As distribution across various particles sizes in 29 contaminated soils

Full size image

It is commonly assumed that As bioaccessibility will increase with decreasing soil particle size (Bright et al. 2006) because of enhanced dissolution as a result of increased surface area of the soil particle fraction. However, there have been limited studies investigating As bioaccessibility across various soil particle sizes (Belluck et al. 2003). In the 29 soils studied, As bioaccessibility increased with decreasing particle size (Table 3) with mean As bioaccessibility increasing from 25 ± 16% in the <250-μm particle fraction, to 33 ± 22% and 42 ± 23% in the 100- and 10-μm particle fractions. The increase in As bioaccessibility was consistent across all the soils studied even though the total As concentrations in these fractions remained similar. The mean and 95% upper confidence level values were similar for the <250-μm particle fractions in the 50 soils and the subset of 29 soils that were evaluated. However, it is notable that the 95% upper confidence level bioaccessibility for As increases markedly to 89% in the <10-μm particle fraction. Although the <10-μm particle fraction only constitute a small proportion of the <250-μm soil mass, this soil particle fraction is important for inhalation exposure, where the 3- to 10-μm particle fraction is intercepted or deposited in the upper respiratory tract and subsequently swallowed and ingested (Bright et al. 2006). In addition, Yamamoto et al. (2006) reported that only soil particles <39 ± 26 μm (mode and standard deviation) adhered to children’s hands after a variety of activities. For young children, the ingestion of household dust may be a major exposure route as a large proportion of their early years is spent indoors in the home environment (Duggan et al. 1985; Lioy et al. 2002; Simon et al. 2007). Studies of Pb exposure in children have identified that there is a strong relationship between Pb-contaminated surfaces in the home and blood Pb levels in children (Hunt et al. 1993; Lanphear and Roghmann 1997; Simon et al. 2007).
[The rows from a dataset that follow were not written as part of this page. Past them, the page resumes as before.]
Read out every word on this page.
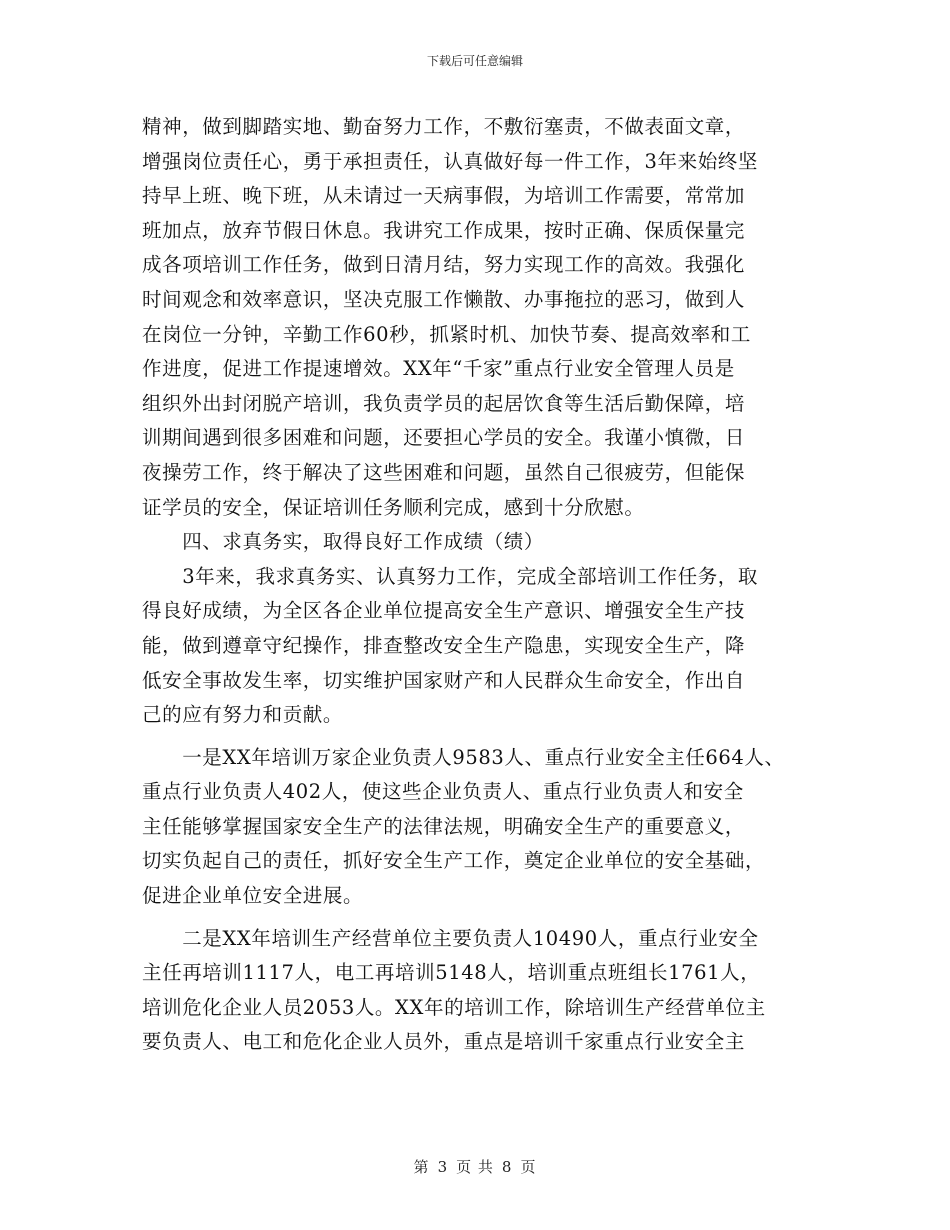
下载后可任意编辑
精神，做到脚踏实地、勤奋努力工作，不敷衍塞责，不做表面文章，
增强岗位责任心，勇于承担责任，认真做好每一件工作，3年来始终坚
持早上班、晚下班，从未请过一天病事假，为培训工作需要，常常加
班加点，放弃节假日休息。我讲究工作成果，按时正确、保质保量完
成各项培训工作任务，做到日清月结，努力实现工作的高效。我强化
时间观念和效率意识，坚决克服工作懒散、办事拖拉的恶习，做到人
在岗位一分钟，辛勤工作60秒，抓紧时机、加快节奏、提高效率和工
作进度，促进工作提速增效。XX年“千家”重点行业安全管理人员是
组织外出封闭脱产培训，我负责学员的起居饮食等生活后勤保障，培
训期间遇到很多困难和问题，还要担心学员的安全。我谨小慎微，日
夜操劳工作，终于解决了这些困难和问题，虽然自己很疲劳，但能保
证学员的安全，保证培训任务顺利完成，感到十分欣慰。
　　四、求真务实，取得良好工作成绩（绩）
　　3年来，我求真务实、认真努力工作，完成全部培训工作任务，取
得良好成绩，为全区各企业单位提高安全生产意识、增强安全生产技
能，做到遵章守纪操作，排查整改安全生产隐患，实现安全生产，降
低安全事故发生率，切实维护国家财产和人民群众生命安全，作出自
己的应有努力和贡献。
　　一是XX年培训万家企业负责人9583人、重点行业安全主任664人、
重点行业负责人402人，使这些企业负责人、重点行业负责人和安全
主任能够掌握国家安全生产的法律法规，明确安全生产的重要意义，
切实负起自己的责任，抓好安全生产工作，奠定企业单位的安全基础，
促进企业单位安全进展。
　　二是XX年培训生产经营单位主要负责人10490人，重点行业安全
主任再培训1117人，电工再培训5148人，培训重点班组长1761人，
培训危化企业人员2053人。XX年的培训工作，除培训生产经营单位主
要负责人、电工和危化企业人员外，重点是培训千家重点行业安全主
第 3 页 共 8 页
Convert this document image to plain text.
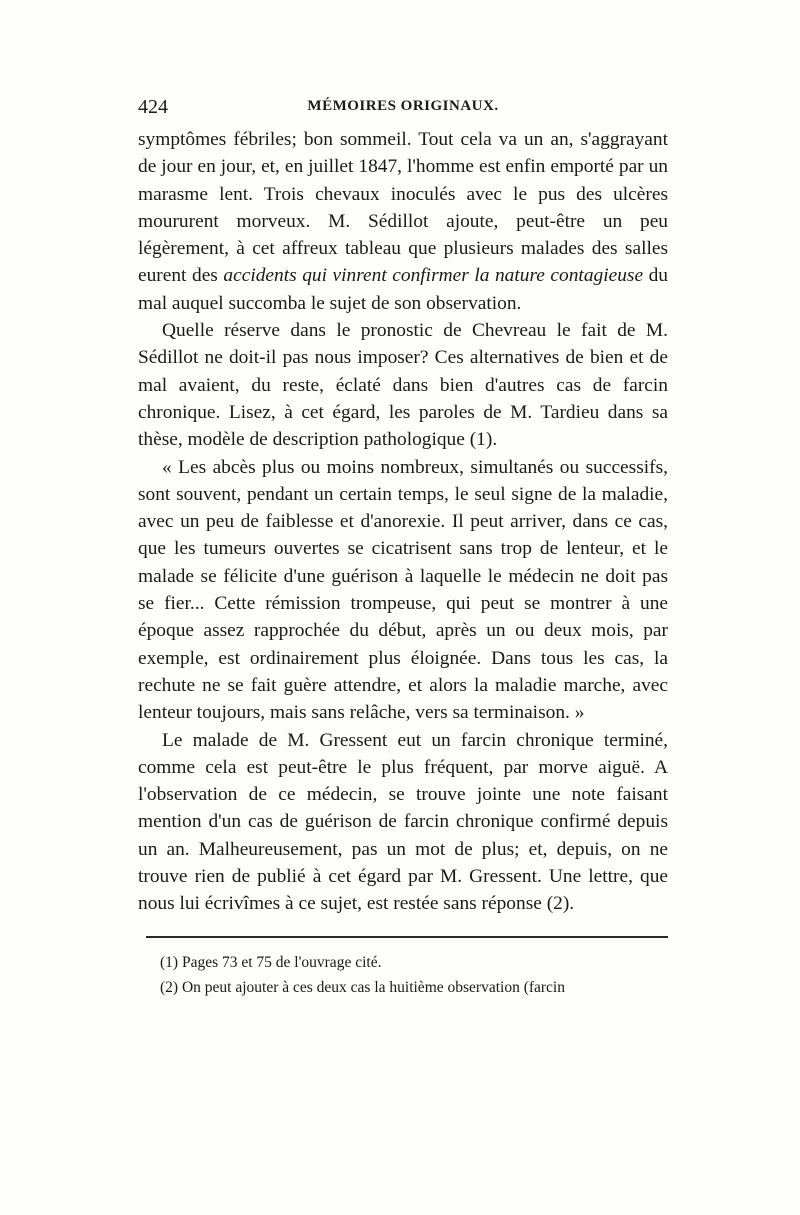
424	MÉMOIRES ORIGINAUX.

symptômes fébriles; bon sommeil. Tout cela va un an, s'aggrayant de jour en jour, et, en juillet 1847, l'homme est enfin emporté par un marasme lent. Trois chevaux inoculés avec le pus des ulcères moururent morveux. M. Sédillot ajoute, peut-être un peu légèrement, à cet affreux tableau que plusieurs malades des salles eurent des accidents qui vinrent confirmer la nature contagieuse du mal auquel succomba le sujet de son observation.

Quelle réserve dans le pronostic de Chevreau le fait de M. Sédillot ne doit-il pas nous imposer? Ces alternatives de bien et de mal avaient, du reste, éclaté dans bien d'autres cas de farcin chronique. Lisez, à cet égard, les paroles de M. Tardieu dans sa thèse, modèle de description pathologique (1).

« Les abcès plus ou moins nombreux, simultanés ou successifs, sont souvent, pendant un certain temps, le seul signe de la maladie, avec un peu de faiblesse et d'anorexie. Il peut arriver, dans ce cas, que les tumeurs ouvertes se cicatrisent sans trop de lenteur, et le malade se félicite d'une guérison à laquelle le médecin ne doit pas se fier... Cette rémission trompeuse, qui peut se montrer à une époque assez rapprochée du début, après un ou deux mois, par exemple, est ordinairement plus éloignée. Dans tous les cas, la rechute ne se fait guère attendre, et alors la maladie marche, avec lenteur toujours, mais sans relâche, vers sa terminaison. »

Le malade de M. Gressent eut un farcin chronique terminé, comme cela est peut-être le plus fréquent, par morve aiguë. A l'observation de ce médecin, se trouve jointe une note faisant mention d'un cas de guérison de farcin chronique confirmé depuis un an. Malheureusement, pas un mot de plus; et, depuis, on ne trouve rien de publié à cet égard par M. Gressent. Une lettre, que nous lui écrivîmes à ce sujet, est restée sans réponse (2).

(1) Pages 73 et 75 de l'ouvrage cité.

(2) On peut ajouter à ces deux cas la huitième observation (farcin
Table 3 Variation in As bioaccessibility in various particle size fractions in 29 contaminated soils
Full size table

Therefore, in exposure scenarios where small particles contribute a greater proportion of the bulk soil ingested (e.g. dust deposition in houses), As bioaccessibility may be considerably higher compared with bioaccessibility values derived using the “bulk” 250-μm soil fraction.

Conclusions

The results of this research indicate that As bioaccessibility across a wide range of As-contaminated soil (<250 μm) is generally less than 50%; however, As bioaccessibility may be attributable to the source of contamination. In general, As bioaccessibility in soils contaminated through anthropogenic sources were higher than As derived from geogenic origin. Furthermore, this research showed that As concentrations were uniformly distributed across the 10- to 250-μm soil particle fractions but elevated concentrations were found in the <2.5-μm fraction. In addition, As bioaccessibility within the 10- to 250-μm particle size fractions increased with decreasing soil particle size. Since the bioaccessibility of As varied across soil particle size fractions, these suggest that estimation of human exposure through incidental soil ingestion via bioaccessibility may vary depending on the soil sample’s particle size composition.